Una serie de hechos y acontecimientos que no suenan aislados. El precio del dólar, el paro de los productores rurales, el leve tronido de las cacerolas porteñas y del norte de Buenos Aires, la agresión a un equipo del programa “678”, a un equipo de Crónica, Tiempo Argentino, Duro de domar y la agencia estatal Telam, los debates sobre la pesificación de una economía ficticiamente dolarizada, suman antecedentes que en la historia argentina suenan a “revancha clasista”.
De ello este país tiene historia. Su máxima expresión es el golpe cívico-militar de 1976. Sobre el asunto abunda una amplia literatura. En las décadas del sesenta y setenta construían la “otredad” del sujeto social a partir determinadas categorías: “Subversivos”, “extremistas”, “terroristas”. Un sin número de definiciones asociadas a la infiltración marxista, apátrida y extranjerizante.
Curiosamente representan a minorías imposibilitadas de poder construir un candidato que los represente en el congreso o en elecciones libres. Paradójicamente impiden el libre trabajo de la prensa en nombre de la “libertad” que reclaman. Ejercen la violencia de facto, para luego ubicarse en el lugar de las víctimas de un estado que no escucha sus reclamos.
Dividen a la sociedad en dos: o se esta a favor o se está en contra, en un contexto político y social propicio para el debate abierto y franco. No entienden que la distribución de la riqueza llega muchas veces al conjunto de la población en forma indirecta, porque la avaricia los ciega y les impide tener registro del “otro”.
Buen momento, el Día del Periodista, para recordar que Moreno, Monteagudo, Castelli, Belgrano, San Martín, tuvieron que atravesar la misma experiencia. A Moreno le costó la vida en alta mar, a Castelli el ostracismo, a Belgrano sólo la gloria de la bandera, a Monteagudo la vida en el virreinato del Perú, a San Martín el exilio.
Debieron luchar contra conspiraciones de todo tipo y contra una prensa que se les constituía adversa. Desarrollaron sus propios medios de información porque entendían, como en la Francia revolucionaria, que todo proyecto político sólo se podía sustentar a partir de un aparato de prensa. Sería entonces ingenuo pensar en un estado-nación carente de los medios necesarios para articular un proyecto político. La libertad de prensa consiste entonces en que los estados nacionales tienen una prensa que permite balancear a la opinión pública frente a la prensa “independiente”, o a la prensa que se erige en salvaguarda de los intereses ciudadanos.
El debate transcurre entre el derrotero del jovencito que disfrazado de dólar reclama su supuesto derecho a comprar la moneda norteamericana y la señora pudiente que en el 2008 es fotografía “caceroleando” con su empleada doméstica en pleno barrio norte. La empleada, vestida con uniforme de servicio doméstico, es la que sujeta fuertemente la cacerola de teflón; mientras ambas miran indignadas las hordas salvajes que del gran Buenos Aires llegan a defender, lo que entienden, es un gobierno popular.

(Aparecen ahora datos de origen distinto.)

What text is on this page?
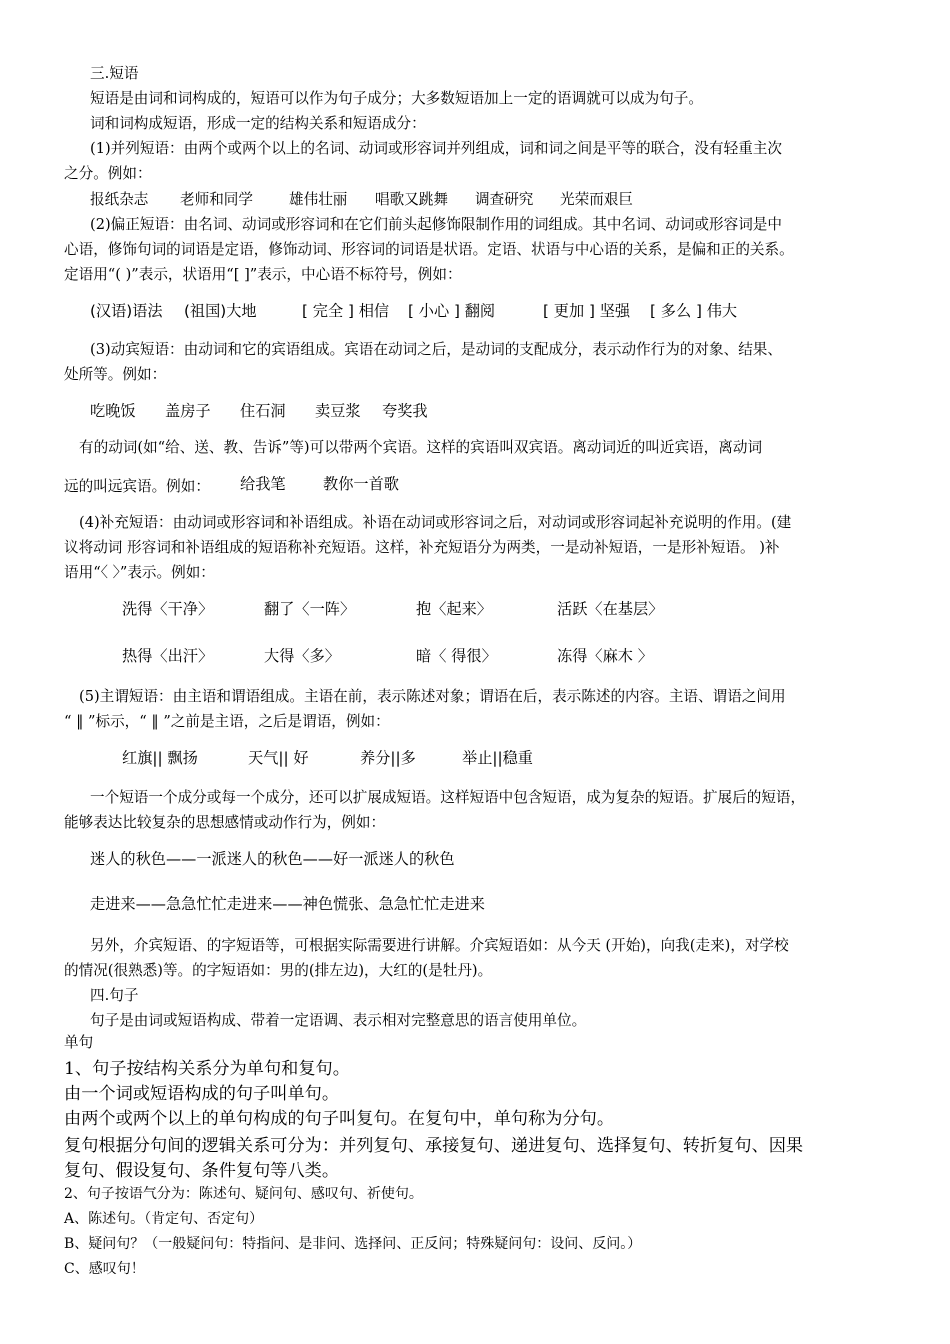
三.短语
短语是由词和词构成的，短语可以作为句子成分；大多数短语加上一定的语调就可以成为句子。
词和词构成短语，形成一定的结构关系和短语成分：
(1)并列短语：由两个或两个以上的名词、动词或形容词并列组成，词和词之间是平等的联合，没有轻重主次
之分。例如：
报纸杂志 老师和同学 雄伟壮丽 唱歌又跳舞 调查研究 光荣而艰巨
(2)偏正短语：由名词、动词或形容词和在它们前头起修饰限制作用的词组成。其中名词、动词或形容词是中
心语，修饰句词的词语是定语，修饰动词、形容词的词语是状语。定语、状语与中心语的关系，是偏和正的关系。
定语用“( )”表示，状语用“[ ]”表示，中心语不标符号，例如：
(汉语)语法 (祖国)大地	[ 完全 ] 相信 [ 小心 ] 翻阅	[ 更加 ] 坚强 [ 多么 ] 伟大
(3)动宾短语：由动词和它的宾语组成。宾语在动词之后，是动词的支配成分，表示动作行为的对象、结果、
处所等。例如：
吃晚饭 盖房子 住石洞 卖豆浆 夸奖我
有的动词(如“给、送、教、告诉”等)可以带两个宾语。这样的宾语叫双宾语。离动词近的叫近宾语，离动词
远的叫远宾语。例如： 给我笔 教你一首歌
(4)补充短语：由动词或形容词和补语组成。补语在动词或形容词之后，对动词或形容词起补充说明的作用。(建
议将动词 形容词和补语组成的短语称补充短语。这样，补充短语分为两类，一是动补短语，一是形补短语。 )补
语用“〈 〉”表示。例如：
洗得〈干净〉	翻了〈一阵〉	抱〈起来〉	活跃〈在基层〉
热得〈出汗〉	大得〈多〉	暗〈 得很〉	冻得〈麻木 〉
(5)主谓短语：由主语和谓语组成。主语在前，表示陈述对象；谓语在后，表示陈述的内容。主语、谓语之间用
“ ‖ ”标示，“ ‖ ”之前是主语，之后是谓语，例如：
红旗|| 飘扬	天气|| 好	养分||多	举止||稳重
一个短语一个成分或每一个成分，还可以扩展成短语。这样短语中包含短语，成为复杂的短语。扩展后的短语，
能够表达比较复杂的思想感情或动作行为，例如：
迷人的秋色——一派迷人的秋色——好一派迷人的秋色
走进来——急急忙忙走进来——神色慌张、急急忙忙走进来
另外，介宾短语、的字短语等，可根据实际需要进行讲解。介宾短语如：从今天 (开始)，向我(走来)，对学校
的情况(很熟悉)等。的字短语如：男的(排左边)，大红的(是牡丹)。
四.句子
句子是由词或短语构成、带着一定语调、表示相对完整意思的语言使用单位。
单句
1、句子按结构关系分为单句和复句。
由一个词或短语构成的句子叫单句。
由两个或两个以上的单句构成的句子叫复句。在复句中，单句称为分句。
复句根据分句间的逻辑关系可分为：并列复句、承接复句、递进复句、选择复句、转折复句、因果
复句、假设复句、条件复句等八类。
2、句子按语气分为：陈述句、疑问句、感叹句、祈使句。
A、陈述句。（肯定句、否定句）
B、疑问句？（一般疑问句：特指问、是非问、选择问、正反问；特殊疑问句：设问、反问。）
C、感叹句！
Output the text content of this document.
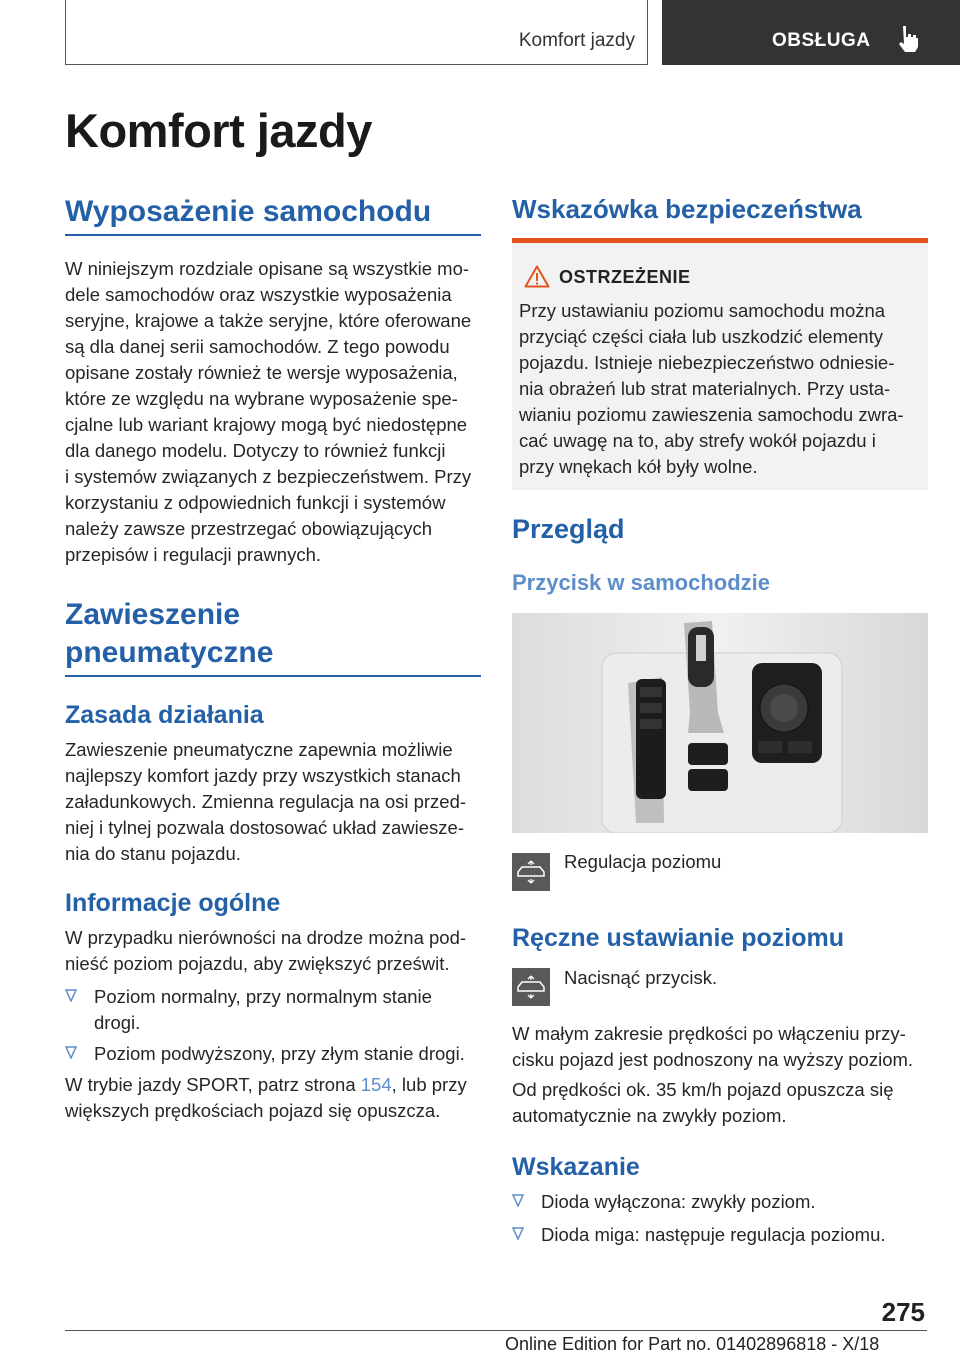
Komfort jazdy	OBSŁUGA
Komfort jazdy
Wyposażenie samochodu
W niniejszym rozdziale opisane są wszystkie mo-
dele samochodów oraz wszystkie wyposażenia
seryjne, krajowe a także seryjne, które oferowane
są dla danej serii samochodów. Z tego powodu
opisane zostały również te wersje wyposażenia,
które ze względu na wybrane wyposażenie spe-
cjalne lub wariant krajowy mogą być niedostępne
dla danego modelu. Dotyczy to również funkcji
i systemów związanych z bezpieczeństwem. Przy
korzystaniu z odpowiednich funkcji i systemów
należy zawsze przestrzegać obowiązujących
przepisów i regulacji prawnych.
Zawieszenie
pneumatyczne
Zasada działania
Zawieszenie pneumatyczne zapewnia możliwie
najlepszy komfort jazdy przy wszystkich stanach
załadunkowych. Zmienna regulacja na osi przed-
niej i tylnej pozwala dostosować układ zawiesze-
nia do stanu pojazdu.
Informacje ogólne
W przypadku nierówności na drodze można pod-
nieść poziom pojazdu, aby zwiększyć prześwit.
Poziom normalny, przy normalnym stanie
drogi.
Poziom podwyższony, przy złym stanie drogi.
W trybie jazdy SPORT, patrz strona 154, lub przy
większych prędkościach pojazd się opuszcza.
Wskazówka bezpieczeństwa
OSTRZEŻENIE
Przy ustawianiu poziomu samochodu można
przyciąć części ciała lub uszkodzić elementy
pojazdu. Istnieje niebezpieczeństwo odniesie-
nia obrażeń lub strat materialnych. Przy usta-
wianiu poziomu zawieszenia samochodu zwra-
cać uwagę na to, aby strefy wokół pojazdu i
przy wnękach kół były wolne.
Przegląd
Przycisk w samochodzie
Regulacja poziomu
Ręczne ustawianie poziomu
Nacisnąć przycisk.
W małym zakresie prędkości po włączeniu przy-
cisku pojazd jest podnoszony na wyższy poziom.
Od prędkości ok. 35 km/h pojazd opuszcza się
automatycznie na zwykły poziom.
Wskazanie
Dioda wyłączona: zwykły poziom.
Dioda miga: następuje regulacja poziomu.
275
Online Edition for Part no. 01402896818 - X/18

Estas son las imágenes más fuertes y más patéticas de un problema culturar. La batalla sobre este frente no es nueva. Con anterioridad a que la propia Cristina la ponga en palabras, el problema de la “batalla cultural” ya había sido planteado por la propia CTA hace algunos años. La presidenta retoma la idea y la expresa cada vez que puede, porque se trata de eso: de una confrontación en la que es necesario cambiar un orden que es concebido por un sector de la sociedad como natural, pues el colonialismo cultural todavía se expresa en ciertas formas de consumo o prácticas sociales.
En ese marco, es necesario destacar las modificaciones que han operado sobre el ejercicio profesional del periodismo. La transformación de la información en una mercancía, obtura las posibilidades de crear una agenda distinta a la que construyen los medios que así la conciben. La espectacularidad, la morbosidad, su cotización en términos de tragedia colectiva, son rasgos que en este cambio de época, parecen definir qué es noticia y qué no, y qué merece ser narrado y qué no.
El conflicto, espacio nodal que forma parte de la estructura de cualquier forma narrativa, parece estar condicionado por la gravedad del asunto que cuenta. Para la prensa sólo existe un relato en la medida en que un conflicto se puede dimensionar por sus efectos nocivos. Como si el cine, el cine documental, o cualquier otra forma narrativa y estética, no hubieran hecho aportes a partir de la resolución de conflictos de otra naturaleza. Para desgracia de los detentadores de esta forma de hacer periodismo, él siempre está, lo que no garantiza su naturaleza mórbida.